I admit I have a limited knowledge of E-ink displays, but having high refresh rates on E-ink monitors may cause ghosting, burn-ins and other undesirable effects.
> Realistically, the best you can do with e-ink is 1-bit with ~120ms refresh
I'm curious, why is that so? Can't the control algorithm boost the speed by sending higher voltages when switching, then going back to "holding" voltage?
> Is somebody able to explain why certain e-ink displays are so slow to refresh while others are much faster?
Sometimes it's the interface rather than the eink. The one in the article is a serial SPI interface. If the interface is parallel, instead it can be 8x, 16x, etc. faster
>Say you’re running an e-ink display that refreshes 60 times per second, is it still significantly more energy efficient than an LCD?
No.
E-ink displays are more efficient because if they refresh e.g. 1 time a minute instead of 60 times a second, then they are refreshing 3600x less often. Even if they took 100x more power per refresh, they'd still end up using 36x less power overall.

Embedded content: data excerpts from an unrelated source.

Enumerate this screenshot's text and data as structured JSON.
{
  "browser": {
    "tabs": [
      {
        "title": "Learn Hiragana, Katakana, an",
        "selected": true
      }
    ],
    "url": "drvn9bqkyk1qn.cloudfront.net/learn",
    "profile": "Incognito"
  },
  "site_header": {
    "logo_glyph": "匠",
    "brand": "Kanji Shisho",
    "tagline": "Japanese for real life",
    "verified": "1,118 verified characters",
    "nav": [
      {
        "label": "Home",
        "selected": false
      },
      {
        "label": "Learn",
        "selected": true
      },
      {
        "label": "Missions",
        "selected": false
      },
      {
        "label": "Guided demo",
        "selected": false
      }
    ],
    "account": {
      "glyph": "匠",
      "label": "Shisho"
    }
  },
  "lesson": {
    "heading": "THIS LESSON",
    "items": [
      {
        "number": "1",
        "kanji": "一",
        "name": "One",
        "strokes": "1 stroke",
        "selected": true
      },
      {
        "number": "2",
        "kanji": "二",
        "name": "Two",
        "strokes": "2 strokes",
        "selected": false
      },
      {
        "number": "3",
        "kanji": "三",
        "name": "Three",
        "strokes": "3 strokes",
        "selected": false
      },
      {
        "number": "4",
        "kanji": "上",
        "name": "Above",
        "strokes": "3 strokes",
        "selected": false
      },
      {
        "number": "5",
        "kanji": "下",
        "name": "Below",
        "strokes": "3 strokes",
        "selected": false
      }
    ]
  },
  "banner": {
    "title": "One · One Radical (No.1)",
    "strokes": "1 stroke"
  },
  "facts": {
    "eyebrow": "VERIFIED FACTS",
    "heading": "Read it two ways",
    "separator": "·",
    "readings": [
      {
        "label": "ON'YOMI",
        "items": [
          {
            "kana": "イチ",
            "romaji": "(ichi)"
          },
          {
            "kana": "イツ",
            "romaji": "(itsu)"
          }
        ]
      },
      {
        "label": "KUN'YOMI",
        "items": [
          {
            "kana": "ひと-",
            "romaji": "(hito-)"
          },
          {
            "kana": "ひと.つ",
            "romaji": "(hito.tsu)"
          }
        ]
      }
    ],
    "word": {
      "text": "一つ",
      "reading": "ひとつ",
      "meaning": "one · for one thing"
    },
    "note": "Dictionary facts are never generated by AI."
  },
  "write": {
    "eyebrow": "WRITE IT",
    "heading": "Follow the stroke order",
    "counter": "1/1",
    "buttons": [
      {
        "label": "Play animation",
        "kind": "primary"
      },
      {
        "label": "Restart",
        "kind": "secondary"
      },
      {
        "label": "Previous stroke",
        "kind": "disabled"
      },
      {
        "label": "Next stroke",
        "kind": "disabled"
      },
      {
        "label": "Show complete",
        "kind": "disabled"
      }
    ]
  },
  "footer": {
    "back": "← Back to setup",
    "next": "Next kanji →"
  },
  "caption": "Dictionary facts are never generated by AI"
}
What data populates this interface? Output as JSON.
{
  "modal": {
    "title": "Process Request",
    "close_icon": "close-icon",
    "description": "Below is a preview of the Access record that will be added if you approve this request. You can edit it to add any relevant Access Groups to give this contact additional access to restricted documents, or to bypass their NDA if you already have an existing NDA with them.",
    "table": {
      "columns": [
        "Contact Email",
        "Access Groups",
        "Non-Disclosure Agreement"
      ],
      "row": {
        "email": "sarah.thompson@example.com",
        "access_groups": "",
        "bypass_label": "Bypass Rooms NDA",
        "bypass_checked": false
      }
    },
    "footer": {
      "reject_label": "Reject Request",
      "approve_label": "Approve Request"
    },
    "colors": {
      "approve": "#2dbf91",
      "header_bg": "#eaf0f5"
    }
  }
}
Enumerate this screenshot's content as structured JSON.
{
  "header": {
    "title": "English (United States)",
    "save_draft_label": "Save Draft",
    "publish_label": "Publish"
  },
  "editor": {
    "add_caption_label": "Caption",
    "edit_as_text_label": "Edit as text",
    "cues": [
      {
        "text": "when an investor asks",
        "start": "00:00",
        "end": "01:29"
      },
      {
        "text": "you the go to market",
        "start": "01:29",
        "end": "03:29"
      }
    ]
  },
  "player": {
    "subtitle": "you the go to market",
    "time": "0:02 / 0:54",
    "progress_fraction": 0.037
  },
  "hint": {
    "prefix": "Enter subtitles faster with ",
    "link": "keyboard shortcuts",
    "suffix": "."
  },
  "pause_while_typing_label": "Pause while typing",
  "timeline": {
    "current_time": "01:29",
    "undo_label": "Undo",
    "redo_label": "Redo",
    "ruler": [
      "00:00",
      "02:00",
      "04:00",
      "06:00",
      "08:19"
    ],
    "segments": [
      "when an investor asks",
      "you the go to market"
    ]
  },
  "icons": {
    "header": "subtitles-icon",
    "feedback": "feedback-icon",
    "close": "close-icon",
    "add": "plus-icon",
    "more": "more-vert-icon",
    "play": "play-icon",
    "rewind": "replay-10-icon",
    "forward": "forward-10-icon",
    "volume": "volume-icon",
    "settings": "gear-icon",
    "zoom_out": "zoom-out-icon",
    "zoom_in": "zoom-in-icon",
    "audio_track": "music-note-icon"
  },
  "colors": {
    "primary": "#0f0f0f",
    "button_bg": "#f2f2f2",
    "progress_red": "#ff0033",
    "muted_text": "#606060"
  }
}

It gets even nuttier when you go to e.g. refreshing once a day instead of 60Hz (60 * 3600 * 24 = 5 184 000 refreshes, over FIVE MILLION).
Please note that "e-ink" is basically a blanket term and contains a dozen different technologies (although almost all the screens that are actually sold at actual stores are electrophoretic displays), it's basically a genericized term based on E-Ink Corp so anything I say here is a sweeping summary.
1. E-ink requires a number of external components, even with their "chip on glass". In particular, E-ink requires a high voltage to change and charge the ink. I've seen inductors on most of these reference designs (ie: suggesting a boost converters of some kind).
2. E-Ink is very slow especially at this price range. Static images are fine, but don't expect animations.
3. E-ink protocols take a "temperature". In my cases, I've just been hard coding it to 25C / Room temperature, but this suggests that low-temperatures or high-temperatures may change the behavior of the screen.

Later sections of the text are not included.